Women rights advocate and former executive director of the Women NGO Secretariat of Liberia, Lena Cummings, described the abduction of the girls as unfortunate.

“My disappointment is in the internal affairs Ministry. No community norms, cultural norms, supersedes the constitution of Liberia. That shows us that we are not protected. And if the women and children protection session said they couldn’t do anything because the case is with the Zoes so they could not do anything, then there’s no need to have police depots within communities. Let them be closed,” Madam Cummings lamented.  

Liberia has signed and ratified several regional and international human rights instruments. Those instruments call upon the state to ensure that women and girls are protected from all forms of violence and discrimination including Female Genital Mutilation.

They include the Convention on the Elimination of All Forms of Discrimination against Women (CEDAW), The Protocol to the African Charter on Human and Peoples’ Rights on the Rights of Women in Africa (Maputo Protocol), The African Charter on the Rights and Welfare of the Child.

Locally, the domestic violence law, which was introduced in 2016 in its initial form, sought to put an end to the practice of FGM, but this aspect of the law faced serious defeat, dashing the hopes of rights advocates.
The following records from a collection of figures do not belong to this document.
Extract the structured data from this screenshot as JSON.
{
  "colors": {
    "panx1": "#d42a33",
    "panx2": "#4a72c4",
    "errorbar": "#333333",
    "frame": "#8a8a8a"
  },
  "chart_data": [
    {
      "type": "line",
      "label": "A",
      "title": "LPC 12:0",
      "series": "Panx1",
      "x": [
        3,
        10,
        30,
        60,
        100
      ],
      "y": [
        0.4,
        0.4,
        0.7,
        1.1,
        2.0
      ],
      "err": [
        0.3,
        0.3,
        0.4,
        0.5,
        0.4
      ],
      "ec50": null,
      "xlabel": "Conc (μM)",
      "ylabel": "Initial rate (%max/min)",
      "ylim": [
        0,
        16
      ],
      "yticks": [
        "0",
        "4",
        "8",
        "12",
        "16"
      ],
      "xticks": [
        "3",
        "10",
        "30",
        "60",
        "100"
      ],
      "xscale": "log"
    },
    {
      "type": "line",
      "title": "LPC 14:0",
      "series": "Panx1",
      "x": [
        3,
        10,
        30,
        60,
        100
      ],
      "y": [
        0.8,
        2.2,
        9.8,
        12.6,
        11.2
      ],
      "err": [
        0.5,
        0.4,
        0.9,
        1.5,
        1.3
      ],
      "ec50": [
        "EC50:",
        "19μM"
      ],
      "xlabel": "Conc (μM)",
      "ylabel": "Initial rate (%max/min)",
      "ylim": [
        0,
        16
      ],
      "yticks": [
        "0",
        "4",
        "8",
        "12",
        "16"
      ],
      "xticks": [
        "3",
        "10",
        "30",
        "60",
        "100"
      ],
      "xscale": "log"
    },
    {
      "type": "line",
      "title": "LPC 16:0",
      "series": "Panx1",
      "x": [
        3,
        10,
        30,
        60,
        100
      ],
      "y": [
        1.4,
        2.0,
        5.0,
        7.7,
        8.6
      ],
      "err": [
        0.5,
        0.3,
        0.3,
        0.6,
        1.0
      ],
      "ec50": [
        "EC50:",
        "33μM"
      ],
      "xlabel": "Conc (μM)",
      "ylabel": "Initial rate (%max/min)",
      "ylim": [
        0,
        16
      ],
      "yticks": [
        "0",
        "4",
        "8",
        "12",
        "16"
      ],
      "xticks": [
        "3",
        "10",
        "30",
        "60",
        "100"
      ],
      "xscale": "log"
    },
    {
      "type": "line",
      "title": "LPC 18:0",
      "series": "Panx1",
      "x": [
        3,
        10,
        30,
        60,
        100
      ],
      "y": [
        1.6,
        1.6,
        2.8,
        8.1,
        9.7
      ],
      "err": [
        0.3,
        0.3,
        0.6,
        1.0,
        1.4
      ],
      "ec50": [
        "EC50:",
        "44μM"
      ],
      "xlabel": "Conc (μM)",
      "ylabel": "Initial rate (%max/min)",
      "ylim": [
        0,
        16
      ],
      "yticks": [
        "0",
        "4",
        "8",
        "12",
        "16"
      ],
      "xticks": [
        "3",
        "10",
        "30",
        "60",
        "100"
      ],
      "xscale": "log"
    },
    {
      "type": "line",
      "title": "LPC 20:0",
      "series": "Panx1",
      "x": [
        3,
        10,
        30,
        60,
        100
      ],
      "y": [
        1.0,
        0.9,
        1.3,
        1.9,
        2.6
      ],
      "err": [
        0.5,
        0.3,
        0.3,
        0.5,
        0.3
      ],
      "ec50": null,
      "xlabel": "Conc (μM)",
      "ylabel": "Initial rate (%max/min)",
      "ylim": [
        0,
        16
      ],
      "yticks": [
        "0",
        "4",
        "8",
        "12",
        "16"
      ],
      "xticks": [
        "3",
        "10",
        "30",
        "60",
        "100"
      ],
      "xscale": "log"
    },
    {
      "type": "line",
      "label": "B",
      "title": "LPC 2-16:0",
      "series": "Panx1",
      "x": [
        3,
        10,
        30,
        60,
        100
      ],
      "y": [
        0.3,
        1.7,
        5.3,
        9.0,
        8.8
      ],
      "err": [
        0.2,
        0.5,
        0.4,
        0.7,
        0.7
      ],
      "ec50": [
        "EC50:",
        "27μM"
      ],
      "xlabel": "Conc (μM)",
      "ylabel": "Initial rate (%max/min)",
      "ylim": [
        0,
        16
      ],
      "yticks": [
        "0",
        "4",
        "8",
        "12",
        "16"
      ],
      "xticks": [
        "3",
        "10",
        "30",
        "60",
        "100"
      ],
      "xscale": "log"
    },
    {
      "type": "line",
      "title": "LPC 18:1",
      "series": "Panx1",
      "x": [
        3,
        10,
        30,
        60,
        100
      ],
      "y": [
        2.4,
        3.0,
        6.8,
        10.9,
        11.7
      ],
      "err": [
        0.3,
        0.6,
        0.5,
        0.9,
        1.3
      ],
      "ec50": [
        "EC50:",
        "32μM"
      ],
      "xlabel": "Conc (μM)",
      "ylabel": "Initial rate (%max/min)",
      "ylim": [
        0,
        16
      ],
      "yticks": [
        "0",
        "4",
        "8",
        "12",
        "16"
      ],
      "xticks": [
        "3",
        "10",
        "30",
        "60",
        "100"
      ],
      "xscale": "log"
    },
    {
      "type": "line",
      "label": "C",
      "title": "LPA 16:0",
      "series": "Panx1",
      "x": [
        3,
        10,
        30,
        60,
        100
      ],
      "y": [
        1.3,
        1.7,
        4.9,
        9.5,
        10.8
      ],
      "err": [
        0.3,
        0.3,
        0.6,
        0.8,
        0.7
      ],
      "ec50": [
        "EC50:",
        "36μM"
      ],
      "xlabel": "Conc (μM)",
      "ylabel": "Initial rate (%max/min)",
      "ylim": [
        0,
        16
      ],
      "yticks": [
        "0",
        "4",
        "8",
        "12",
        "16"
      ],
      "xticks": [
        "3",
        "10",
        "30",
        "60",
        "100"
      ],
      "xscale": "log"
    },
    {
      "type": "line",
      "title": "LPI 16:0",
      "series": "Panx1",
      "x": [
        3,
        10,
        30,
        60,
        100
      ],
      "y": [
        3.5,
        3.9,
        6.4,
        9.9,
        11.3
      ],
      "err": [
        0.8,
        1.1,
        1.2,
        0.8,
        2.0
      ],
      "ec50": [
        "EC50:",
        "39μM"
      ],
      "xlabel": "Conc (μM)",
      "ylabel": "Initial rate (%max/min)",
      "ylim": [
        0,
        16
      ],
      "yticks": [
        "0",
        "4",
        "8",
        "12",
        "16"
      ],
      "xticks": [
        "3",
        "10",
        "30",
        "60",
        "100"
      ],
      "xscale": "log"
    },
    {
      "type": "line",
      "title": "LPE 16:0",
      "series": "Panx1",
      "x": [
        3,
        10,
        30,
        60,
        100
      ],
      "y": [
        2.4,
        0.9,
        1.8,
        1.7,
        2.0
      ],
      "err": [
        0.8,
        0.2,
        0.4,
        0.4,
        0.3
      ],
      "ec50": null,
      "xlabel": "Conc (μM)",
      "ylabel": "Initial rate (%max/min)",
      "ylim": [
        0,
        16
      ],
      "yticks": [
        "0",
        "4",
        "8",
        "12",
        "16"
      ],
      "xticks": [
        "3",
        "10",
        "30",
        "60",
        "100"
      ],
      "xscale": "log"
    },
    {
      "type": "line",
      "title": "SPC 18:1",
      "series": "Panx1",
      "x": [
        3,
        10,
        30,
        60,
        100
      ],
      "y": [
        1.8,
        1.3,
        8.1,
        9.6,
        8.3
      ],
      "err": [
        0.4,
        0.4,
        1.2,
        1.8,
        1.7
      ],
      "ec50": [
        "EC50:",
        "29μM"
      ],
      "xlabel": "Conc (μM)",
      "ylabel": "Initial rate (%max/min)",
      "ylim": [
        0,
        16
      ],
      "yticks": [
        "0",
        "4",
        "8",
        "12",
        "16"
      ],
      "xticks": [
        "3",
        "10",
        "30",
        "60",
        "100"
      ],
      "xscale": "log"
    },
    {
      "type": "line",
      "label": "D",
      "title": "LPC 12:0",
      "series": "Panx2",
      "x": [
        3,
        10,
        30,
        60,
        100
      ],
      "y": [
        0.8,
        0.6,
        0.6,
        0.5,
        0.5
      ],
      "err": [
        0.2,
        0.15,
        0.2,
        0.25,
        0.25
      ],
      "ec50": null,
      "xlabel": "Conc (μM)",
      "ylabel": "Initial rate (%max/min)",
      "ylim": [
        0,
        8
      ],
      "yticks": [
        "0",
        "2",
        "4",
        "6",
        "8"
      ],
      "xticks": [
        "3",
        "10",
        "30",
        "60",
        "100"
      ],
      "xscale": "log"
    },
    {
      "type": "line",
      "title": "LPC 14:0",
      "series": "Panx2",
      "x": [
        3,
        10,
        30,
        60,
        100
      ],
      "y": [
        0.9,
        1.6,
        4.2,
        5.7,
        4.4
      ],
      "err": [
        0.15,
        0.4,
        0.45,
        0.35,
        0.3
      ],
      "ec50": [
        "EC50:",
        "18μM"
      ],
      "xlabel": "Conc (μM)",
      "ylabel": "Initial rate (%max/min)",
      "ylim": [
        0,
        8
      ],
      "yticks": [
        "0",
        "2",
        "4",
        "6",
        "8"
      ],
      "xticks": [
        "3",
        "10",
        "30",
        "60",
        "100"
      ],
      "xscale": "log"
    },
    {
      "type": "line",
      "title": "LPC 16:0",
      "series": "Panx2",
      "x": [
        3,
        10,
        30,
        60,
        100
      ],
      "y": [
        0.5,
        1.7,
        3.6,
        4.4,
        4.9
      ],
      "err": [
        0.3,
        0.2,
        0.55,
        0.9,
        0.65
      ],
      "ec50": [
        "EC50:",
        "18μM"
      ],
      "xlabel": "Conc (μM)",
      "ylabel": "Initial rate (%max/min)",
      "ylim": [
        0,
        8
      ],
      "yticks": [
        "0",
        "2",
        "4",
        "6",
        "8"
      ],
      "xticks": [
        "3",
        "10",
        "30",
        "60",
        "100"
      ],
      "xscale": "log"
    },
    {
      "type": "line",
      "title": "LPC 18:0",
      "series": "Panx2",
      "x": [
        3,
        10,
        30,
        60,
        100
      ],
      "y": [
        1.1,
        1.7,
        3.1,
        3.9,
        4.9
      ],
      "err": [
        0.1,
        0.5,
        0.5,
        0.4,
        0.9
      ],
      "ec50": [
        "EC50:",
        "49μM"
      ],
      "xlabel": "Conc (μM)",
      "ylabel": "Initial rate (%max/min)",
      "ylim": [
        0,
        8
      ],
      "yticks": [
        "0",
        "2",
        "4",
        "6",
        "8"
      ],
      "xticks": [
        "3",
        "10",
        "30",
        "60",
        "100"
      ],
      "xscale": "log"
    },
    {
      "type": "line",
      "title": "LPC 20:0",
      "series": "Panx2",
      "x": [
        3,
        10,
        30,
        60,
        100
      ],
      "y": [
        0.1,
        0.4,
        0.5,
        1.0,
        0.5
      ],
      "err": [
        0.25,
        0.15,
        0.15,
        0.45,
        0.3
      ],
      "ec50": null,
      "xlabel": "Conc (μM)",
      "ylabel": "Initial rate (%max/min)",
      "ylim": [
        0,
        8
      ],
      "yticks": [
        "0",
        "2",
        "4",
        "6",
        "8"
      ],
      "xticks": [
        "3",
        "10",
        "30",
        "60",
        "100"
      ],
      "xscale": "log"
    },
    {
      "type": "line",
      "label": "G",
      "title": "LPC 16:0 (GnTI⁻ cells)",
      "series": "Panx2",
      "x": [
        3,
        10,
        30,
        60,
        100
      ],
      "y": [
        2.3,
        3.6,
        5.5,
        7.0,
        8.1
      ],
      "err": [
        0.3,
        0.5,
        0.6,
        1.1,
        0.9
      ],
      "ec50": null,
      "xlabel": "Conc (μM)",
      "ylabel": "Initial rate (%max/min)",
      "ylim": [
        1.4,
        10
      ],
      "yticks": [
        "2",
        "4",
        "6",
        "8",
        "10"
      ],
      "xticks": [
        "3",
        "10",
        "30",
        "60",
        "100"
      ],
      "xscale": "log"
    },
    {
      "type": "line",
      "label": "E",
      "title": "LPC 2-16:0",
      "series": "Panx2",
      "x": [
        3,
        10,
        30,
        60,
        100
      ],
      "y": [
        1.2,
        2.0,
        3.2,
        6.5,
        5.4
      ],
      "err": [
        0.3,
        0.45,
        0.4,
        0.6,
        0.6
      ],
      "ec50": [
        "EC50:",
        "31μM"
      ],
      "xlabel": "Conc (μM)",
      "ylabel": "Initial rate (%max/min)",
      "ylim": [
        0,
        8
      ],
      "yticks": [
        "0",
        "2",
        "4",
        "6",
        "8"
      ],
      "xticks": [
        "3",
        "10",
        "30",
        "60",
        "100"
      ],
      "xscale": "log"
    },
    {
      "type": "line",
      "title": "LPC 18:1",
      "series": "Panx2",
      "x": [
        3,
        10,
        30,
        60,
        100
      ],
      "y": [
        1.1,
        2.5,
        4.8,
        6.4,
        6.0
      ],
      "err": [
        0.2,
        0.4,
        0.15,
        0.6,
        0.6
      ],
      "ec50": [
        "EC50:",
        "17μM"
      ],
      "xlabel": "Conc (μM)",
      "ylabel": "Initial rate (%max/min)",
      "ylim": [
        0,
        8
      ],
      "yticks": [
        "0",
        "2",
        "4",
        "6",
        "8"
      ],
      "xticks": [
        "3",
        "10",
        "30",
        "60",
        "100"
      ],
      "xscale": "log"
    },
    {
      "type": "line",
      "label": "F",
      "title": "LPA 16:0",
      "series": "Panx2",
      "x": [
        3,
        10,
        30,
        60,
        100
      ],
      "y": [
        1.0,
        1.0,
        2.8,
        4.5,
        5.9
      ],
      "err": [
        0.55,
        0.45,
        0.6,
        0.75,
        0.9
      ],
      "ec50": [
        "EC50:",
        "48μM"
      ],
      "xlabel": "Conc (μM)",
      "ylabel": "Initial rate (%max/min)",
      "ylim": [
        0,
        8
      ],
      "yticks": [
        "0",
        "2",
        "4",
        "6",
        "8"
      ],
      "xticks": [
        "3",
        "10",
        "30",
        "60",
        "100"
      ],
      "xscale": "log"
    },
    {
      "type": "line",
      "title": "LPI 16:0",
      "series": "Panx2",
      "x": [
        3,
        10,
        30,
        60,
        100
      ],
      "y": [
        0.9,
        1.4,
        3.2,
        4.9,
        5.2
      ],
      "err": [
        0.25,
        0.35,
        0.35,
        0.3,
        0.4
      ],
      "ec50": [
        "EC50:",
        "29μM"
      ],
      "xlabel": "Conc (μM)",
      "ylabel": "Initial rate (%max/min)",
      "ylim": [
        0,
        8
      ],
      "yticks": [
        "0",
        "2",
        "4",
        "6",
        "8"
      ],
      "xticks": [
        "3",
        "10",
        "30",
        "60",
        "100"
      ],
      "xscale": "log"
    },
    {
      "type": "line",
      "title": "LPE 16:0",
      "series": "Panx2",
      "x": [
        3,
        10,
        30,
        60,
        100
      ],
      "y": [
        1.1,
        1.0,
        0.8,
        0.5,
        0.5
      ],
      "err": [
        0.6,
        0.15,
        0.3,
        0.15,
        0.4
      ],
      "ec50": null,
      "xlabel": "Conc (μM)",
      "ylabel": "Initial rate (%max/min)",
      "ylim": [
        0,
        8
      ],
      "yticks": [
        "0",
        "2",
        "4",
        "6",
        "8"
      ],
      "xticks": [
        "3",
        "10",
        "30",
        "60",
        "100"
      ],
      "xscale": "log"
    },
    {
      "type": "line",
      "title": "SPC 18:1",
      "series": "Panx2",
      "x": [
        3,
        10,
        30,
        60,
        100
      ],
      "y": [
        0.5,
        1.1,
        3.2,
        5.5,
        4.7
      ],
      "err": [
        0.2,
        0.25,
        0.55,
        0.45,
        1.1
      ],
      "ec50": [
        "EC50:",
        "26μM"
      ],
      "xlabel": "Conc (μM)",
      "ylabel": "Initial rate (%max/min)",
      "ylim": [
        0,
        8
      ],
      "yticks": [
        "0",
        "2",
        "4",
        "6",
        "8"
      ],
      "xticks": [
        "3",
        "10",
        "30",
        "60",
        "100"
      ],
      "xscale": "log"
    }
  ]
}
The Domestic Violence Act (amending Chapter 16, Offences Against the Family, of the Penal Code to add a subchapter on Domestic Violence) initially, before its passage in its draft stage, would have amended the criminal law to make Female Genital Mutilation on a girl under the age of 18 – or a woman 18 years or over without her consent – punishable for violators, to include rehabilitation for survivors and fines.